Danneels had retired as Archbishop of Mechelen-Brussels in 2010. He was replaced by Conservative Archbishop André-Joseph Léonard, marking a clear break in the see’s progressive tradition.
Leonardo’s appointment was so controversial that Archbishop Karl-Josef Rauber, former Apostolic Nuncio to Belgium, took the rare step of denounce this. The Vatican diplomat has publicly stated that he would have preferred Danneels’ successor to be an auxiliary bishop of Mechelen-Brussels.
Pope Francis has accepted Leonardo’s resignation after a turbulent tenure, shortly after his 75th birthday in 2015. The pope chose Bishop Jozef De Kesel – a former auxiliary bishop under Danneels – as Leonardo’s successor and soon made him a cardinal. In 2015 he also gave Rauber the red hat.

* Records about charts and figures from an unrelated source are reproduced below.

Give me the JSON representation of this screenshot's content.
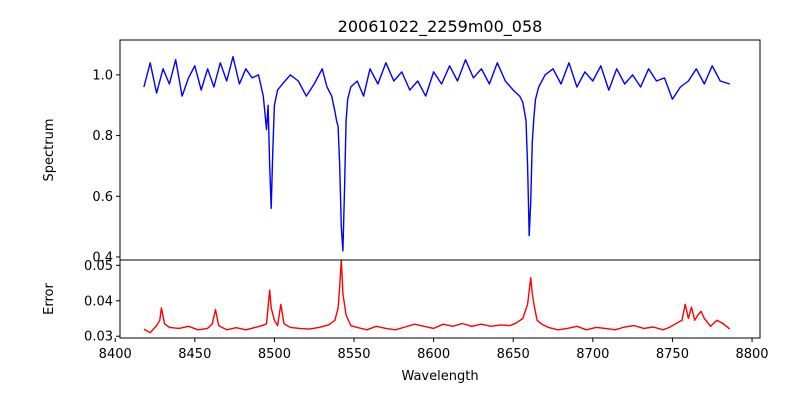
{
  "chart_data": [
    {
      "type": "line",
      "title": "20061022_2259m00_058",
      "xlabel": "",
      "ylabel": "Spectrum",
      "xlim": [
        8403,
        8805
      ],
      "ylim": [
        0.39,
        1.115
      ],
      "yticks": [
        "0.4",
        "0.6",
        "0.8",
        "1.0"
      ],
      "ytick_values": [
        0.4,
        0.6,
        0.8,
        1.0
      ],
      "grid": false,
      "series": [
        {
          "name": "",
          "color": "#0000ff",
          "x": [
            8418,
            8422,
            8426,
            8430,
            8434,
            8438,
            8442,
            8446,
            8450,
            8454,
            8458,
            8462,
            8466,
            8470,
            8474,
            8478,
            8482,
            8486,
            8490,
            8493,
            8495,
            8496,
            8497,
            8498,
            8499,
            8500,
            8502,
            8505,
            8510,
            8515,
            8520,
            8525,
            8530,
            8533,
            8536,
            8538,
            8539,
            8540,
            8541,
            8542,
            8543,
            8544,
            8545,
            8546,
            8548,
            8552,
            8556,
            8560,
            8565,
            8570,
            8575,
            8580,
            8585,
            8590,
            8595,
            8600,
            8605,
            8610,
            8615,
            8620,
            8625,
            8630,
            8635,
            8640,
            8645,
            8650,
            8654,
            8656,
            8658,
            8659,
            8660,
            8661,
            8662,
            8663,
            8664,
            8666,
            8670,
            8675,
            8680,
            8685,
            8690,
            8695,
            8700,
            8705,
            8710,
            8715,
            8720,
            8725,
            8730,
            8735,
            8740,
            8745,
            8750,
            8755,
            8760,
            8765,
            8770,
            8775,
            8780,
            8786
          ],
          "y": [
            0.96,
            1.04,
            0.94,
            1.02,
            0.97,
            1.05,
            0.93,
            0.99,
            1.03,
            0.95,
            1.02,
            0.96,
            1.04,
            0.98,
            1.06,
            0.97,
            1.02,
            0.99,
            1.0,
            0.93,
            0.82,
            0.9,
            0.7,
            0.56,
            0.75,
            0.9,
            0.95,
            0.97,
            1.0,
            0.98,
            0.93,
            0.97,
            1.02,
            0.96,
            0.93,
            0.88,
            0.85,
            0.83,
            0.7,
            0.5,
            0.42,
            0.62,
            0.85,
            0.92,
            0.96,
            0.98,
            0.93,
            1.02,
            0.97,
            1.04,
            0.98,
            1.01,
            0.95,
            0.98,
            0.93,
            1.01,
            0.97,
            1.03,
            0.98,
            1.05,
            0.99,
            1.02,
            0.97,
            1.04,
            0.98,
            0.95,
            0.93,
            0.91,
            0.85,
            0.7,
            0.47,
            0.58,
            0.78,
            0.86,
            0.92,
            0.96,
            1.0,
            1.02,
            0.97,
            1.04,
            0.96,
            1.01,
            0.98,
            1.03,
            0.95,
            1.02,
            0.97,
            1.0,
            0.96,
            1.02,
            0.98,
            0.99,
            0.92,
            0.96,
            0.98,
            1.02,
            0.97,
            1.03,
            0.98,
            0.97
          ]
        }
      ]
    },
    {
      "type": "line",
      "title": "",
      "xlabel": "Wavelength",
      "ylabel": "Error",
      "xlim": [
        8403,
        8805
      ],
      "ylim": [
        0.0295,
        0.0515
      ],
      "xticks": [
        "8400",
        "8450",
        "8500",
        "8550",
        "8600",
        "8650",
        "8700",
        "8750",
        "8800"
      ],
      "xtick_values": [
        8400,
        8450,
        8500,
        8550,
        8600,
        8650,
        8700,
        8750,
        8800
      ],
      "yticks": [
        "0.03",
        "0.04",
        "0.05"
      ],
      "ytick_values": [
        0.03,
        0.04,
        0.05
      ],
      "grid": false,
      "series": [
        {
          "name": "",
          "color": "#ff0000",
          "x": [
            8418,
            8422,
            8426,
            8428,
            8429,
            8431,
            8434,
            8440,
            8446,
            8452,
            8458,
            8461,
            8463,
            8465,
            8470,
            8476,
            8482,
            8488,
            8493,
            8495,
            8497,
            8498,
            8500,
            8502,
            8504,
            8506,
            8510,
            8516,
            8522,
            8528,
            8534,
            8538,
            8540,
            8541,
            8542,
            8543,
            8545,
            8548,
            8552,
            8558,
            8564,
            8570,
            8576,
            8582,
            8588,
            8594,
            8600,
            8606,
            8612,
            8618,
            8624,
            8630,
            8636,
            8642,
            8648,
            8652,
            8656,
            8659,
            8661,
            8662,
            8663,
            8665,
            8668,
            8672,
            8678,
            8684,
            8690,
            8696,
            8702,
            8708,
            8714,
            8720,
            8726,
            8732,
            8738,
            8744,
            8748,
            8752,
            8756,
            8758,
            8760,
            8762,
            8764,
            8766,
            8768,
            8770,
            8774,
            8778,
            8782,
            8786
          ],
          "y": [
            0.032,
            0.031,
            0.033,
            0.0345,
            0.038,
            0.0335,
            0.0325,
            0.0322,
            0.0328,
            0.0318,
            0.0322,
            0.0335,
            0.0375,
            0.033,
            0.0318,
            0.0324,
            0.0318,
            0.0325,
            0.0331,
            0.0335,
            0.043,
            0.038,
            0.0345,
            0.033,
            0.039,
            0.0335,
            0.0325,
            0.0322,
            0.032,
            0.0325,
            0.0332,
            0.0345,
            0.038,
            0.044,
            0.0515,
            0.042,
            0.036,
            0.033,
            0.0325,
            0.0318,
            0.0328,
            0.0322,
            0.0318,
            0.0326,
            0.0334,
            0.0328,
            0.0322,
            0.0334,
            0.0328,
            0.0336,
            0.0328,
            0.0334,
            0.0328,
            0.0332,
            0.033,
            0.0338,
            0.035,
            0.039,
            0.0465,
            0.042,
            0.039,
            0.0345,
            0.0334,
            0.0325,
            0.0318,
            0.0322,
            0.0328,
            0.0318,
            0.0325,
            0.0322,
            0.0318,
            0.0326,
            0.033,
            0.0322,
            0.0326,
            0.0318,
            0.0325,
            0.0335,
            0.0345,
            0.039,
            0.035,
            0.0382,
            0.0345,
            0.036,
            0.037,
            0.035,
            0.0328,
            0.0345,
            0.0335,
            0.032
          ]
        }
      ]
    }
  ]
}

This year, Pope Francis appointed another Belgian to the College of Cardinals: Bishop Lucas Van Looy. But the 80-year-old Bishop Emeritus of Ghent asked to be withdrawn from review following criticism that it had failed to provide sufficient support to victims of abuse.
Continuity or change?
The intervention of Pope Francis in 2015 helped restore progressive continuity in the Archdiocese of Mechelen-Brussels, the primatial see of Belgium. It is not surprising that its present holder, Cardinal De Kesel, was the motor force behind the document of the Flemish bishops allowing the blessing of same-sex couples.
The pope has yet to respond to the text, which appears to challenge last year’s statement by the Vatican’s doctrinal department that the Church does not have the power to bless same-sex unions. He can never publicly comment on the document. But he will soon face a choice that will indicate his thoughts.
De Kesel, primate of Belgium and president of the Belgian bishops’ conference, tendered his resignation as archbishop of Mechelen-Brussels on his 75th birthday in June.
The weekly Katholiek Nieuwsblad reported that it was “an open secret” that De Kesel was not “pushing for a further extension of his episcopate in Mechelen-Brussels”.
“He was diagnosed with colon cancer in the spring of 2020 and the treatment and an operation in the summer of 2020 took their toll. The cardinal has recovered but remains weakened,” he said.
The newspaper speculated that De Kesel would remain in office “at least until the ad limina visit of the Belgian bishops”. program from November 21 to 26.
It seems that the pope must decide imminently whether to choose De Kesel’s successor from among the Flemish bishops who have collectively approved the new document or to step outside their circle.
His choice will send an important signal on the future of Belgian Catholicism.